- Nationality: British
- Area: Artist

= Colin Wyatt (illustrator) =

Colin Wyatt (born 1939) worked from 1957 to 1980 for IPC Magazines as an illustrator of children's comics.

==Biography==
Concentrating mostly on the very young children's stories, he contributed to such well-known titles and Tiny Tots and Jack and Jill, as well as illustrating many Disney tie-in comics and inserts.

In 1975, Wyatt began work on the controversial boy's comic Action! as Assistant Art Editor. When that title was withdrawn following the infamous "banned" issue, he became the Art Editor on IPC's new launch, science fiction comic 2000AD. Overseeing the comic's second and third years in print, he played a large role in nurturing the developing talents of Brian Bolland and Mike McMahon, among others.

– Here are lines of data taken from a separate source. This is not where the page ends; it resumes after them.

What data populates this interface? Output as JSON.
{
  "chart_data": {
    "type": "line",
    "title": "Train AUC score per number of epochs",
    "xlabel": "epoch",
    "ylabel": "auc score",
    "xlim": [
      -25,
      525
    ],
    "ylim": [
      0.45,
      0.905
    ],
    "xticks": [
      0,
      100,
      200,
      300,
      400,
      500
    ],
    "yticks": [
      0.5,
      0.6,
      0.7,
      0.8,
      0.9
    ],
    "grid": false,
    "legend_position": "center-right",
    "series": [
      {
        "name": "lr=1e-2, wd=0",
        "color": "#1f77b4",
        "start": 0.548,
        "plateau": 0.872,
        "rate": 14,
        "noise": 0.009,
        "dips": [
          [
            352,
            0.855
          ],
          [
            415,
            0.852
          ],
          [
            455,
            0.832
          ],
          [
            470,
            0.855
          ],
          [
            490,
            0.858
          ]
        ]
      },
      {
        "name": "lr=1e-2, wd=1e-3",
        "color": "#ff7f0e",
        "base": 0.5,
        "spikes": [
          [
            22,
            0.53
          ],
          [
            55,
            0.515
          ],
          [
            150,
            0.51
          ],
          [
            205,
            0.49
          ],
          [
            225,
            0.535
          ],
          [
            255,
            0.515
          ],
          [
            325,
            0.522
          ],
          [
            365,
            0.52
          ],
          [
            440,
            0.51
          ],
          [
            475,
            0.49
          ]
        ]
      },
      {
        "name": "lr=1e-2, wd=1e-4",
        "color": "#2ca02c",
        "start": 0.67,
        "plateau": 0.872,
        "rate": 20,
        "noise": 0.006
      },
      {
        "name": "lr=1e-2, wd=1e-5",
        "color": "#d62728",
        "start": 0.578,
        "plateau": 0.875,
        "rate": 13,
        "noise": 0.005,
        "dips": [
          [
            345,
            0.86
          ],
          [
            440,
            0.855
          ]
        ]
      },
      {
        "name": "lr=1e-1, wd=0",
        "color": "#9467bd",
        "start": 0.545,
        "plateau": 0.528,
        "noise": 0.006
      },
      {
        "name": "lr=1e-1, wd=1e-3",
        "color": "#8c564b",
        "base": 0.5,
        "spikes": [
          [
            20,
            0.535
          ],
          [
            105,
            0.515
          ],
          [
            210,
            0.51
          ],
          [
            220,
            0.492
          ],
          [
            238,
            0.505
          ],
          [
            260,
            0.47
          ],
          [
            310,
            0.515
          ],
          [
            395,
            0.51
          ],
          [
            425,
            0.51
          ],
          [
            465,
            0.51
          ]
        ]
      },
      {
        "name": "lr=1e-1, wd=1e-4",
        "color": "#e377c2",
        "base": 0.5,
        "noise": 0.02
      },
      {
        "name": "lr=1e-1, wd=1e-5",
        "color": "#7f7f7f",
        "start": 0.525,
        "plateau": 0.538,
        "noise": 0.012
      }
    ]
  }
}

After leaving IPC, Wyatt became a freelance artist, creating such children's series as the Poddington Peas.

==Personal life==

Colin was fond of the Performing Arts and was a member of an Amateur Dramatics group in Thundersley, Essex. He performed in such shows as The Mikado, Pirates of Penzance and Fiddler on the Roof.

Colin has been married to Jan since 1965 and has two children: illustrator, Justin Wyatt and Debz Hobbs-Wyatt novelist and award-winning short story writer.